Certain dates become marked permanently by horrible events that they commemorate. There have been more than a few in my lifetime. Some come to my mind right away: November 22, 1963 (assassination of JFK); May 13, 1981 (assassination attempt on John Paul II); June 4, 1989 (Tiananmen Square Massacre); and, of course, September 11, 2001 (you all remember that one). There have been others, no doubt, in the past 60 years.
Two additional dates are permanently marked in my own mind, and in many others who were personally proximate in some manner to these particular catastrophes: One of them is April 16, 2007, that awful day for my colleagues and their students at Virginia Tech University, when a deranged gunman killed 32 people—students and a few teachers—in their classrooms. The second date—for me and for tens of thousands of people on every continent in this world (most of them very young people)—needs no explanation for anyone who reads this blog or pays any attention to my social media: June 10, 2016.

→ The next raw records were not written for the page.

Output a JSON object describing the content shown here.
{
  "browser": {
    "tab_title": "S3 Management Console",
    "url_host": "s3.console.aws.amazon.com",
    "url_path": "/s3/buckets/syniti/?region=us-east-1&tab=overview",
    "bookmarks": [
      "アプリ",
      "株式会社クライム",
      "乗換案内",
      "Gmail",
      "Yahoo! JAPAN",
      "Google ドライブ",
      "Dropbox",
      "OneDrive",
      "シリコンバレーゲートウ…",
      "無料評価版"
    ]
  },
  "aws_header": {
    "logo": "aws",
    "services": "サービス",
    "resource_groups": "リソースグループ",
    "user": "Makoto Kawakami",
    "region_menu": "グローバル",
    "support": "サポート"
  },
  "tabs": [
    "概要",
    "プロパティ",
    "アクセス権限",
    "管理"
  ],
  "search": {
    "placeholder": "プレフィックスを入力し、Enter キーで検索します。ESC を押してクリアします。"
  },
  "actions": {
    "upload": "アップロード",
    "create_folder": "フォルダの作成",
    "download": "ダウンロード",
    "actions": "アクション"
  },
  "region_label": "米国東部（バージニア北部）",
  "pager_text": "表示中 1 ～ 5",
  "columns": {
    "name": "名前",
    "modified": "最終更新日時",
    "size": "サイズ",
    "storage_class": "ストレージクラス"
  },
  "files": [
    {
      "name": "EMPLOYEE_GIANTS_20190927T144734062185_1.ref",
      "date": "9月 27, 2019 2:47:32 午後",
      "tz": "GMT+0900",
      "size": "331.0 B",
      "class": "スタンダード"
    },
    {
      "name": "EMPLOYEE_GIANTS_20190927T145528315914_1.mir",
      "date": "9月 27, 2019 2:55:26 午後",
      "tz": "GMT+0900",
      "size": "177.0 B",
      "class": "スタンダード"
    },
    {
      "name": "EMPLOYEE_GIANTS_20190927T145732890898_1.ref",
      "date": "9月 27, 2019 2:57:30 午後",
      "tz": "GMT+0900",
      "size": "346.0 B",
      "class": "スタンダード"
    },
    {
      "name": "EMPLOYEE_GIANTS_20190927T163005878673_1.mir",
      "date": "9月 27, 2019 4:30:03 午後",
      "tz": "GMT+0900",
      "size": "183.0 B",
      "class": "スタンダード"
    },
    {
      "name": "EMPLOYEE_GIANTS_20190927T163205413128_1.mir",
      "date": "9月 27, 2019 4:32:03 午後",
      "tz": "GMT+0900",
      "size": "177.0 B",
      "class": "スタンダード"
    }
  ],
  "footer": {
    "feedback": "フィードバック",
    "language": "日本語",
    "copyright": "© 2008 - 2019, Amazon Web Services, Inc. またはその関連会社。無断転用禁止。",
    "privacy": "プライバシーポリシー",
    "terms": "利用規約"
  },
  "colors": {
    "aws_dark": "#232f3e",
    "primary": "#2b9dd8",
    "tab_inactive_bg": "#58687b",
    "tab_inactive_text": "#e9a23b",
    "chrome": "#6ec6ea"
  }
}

What do these dates all have in common? Innocent people died on these days. Acts of shocking violence were perpetrated against them. Their humanity and their personal dignity were violated. The human community was violated. God made us to be brothers and sisters. It should be obvious why God commanded us, "do not kill" ... do not murder your brother, your sister.
Pray for our poor world. And remember February 24, 2022.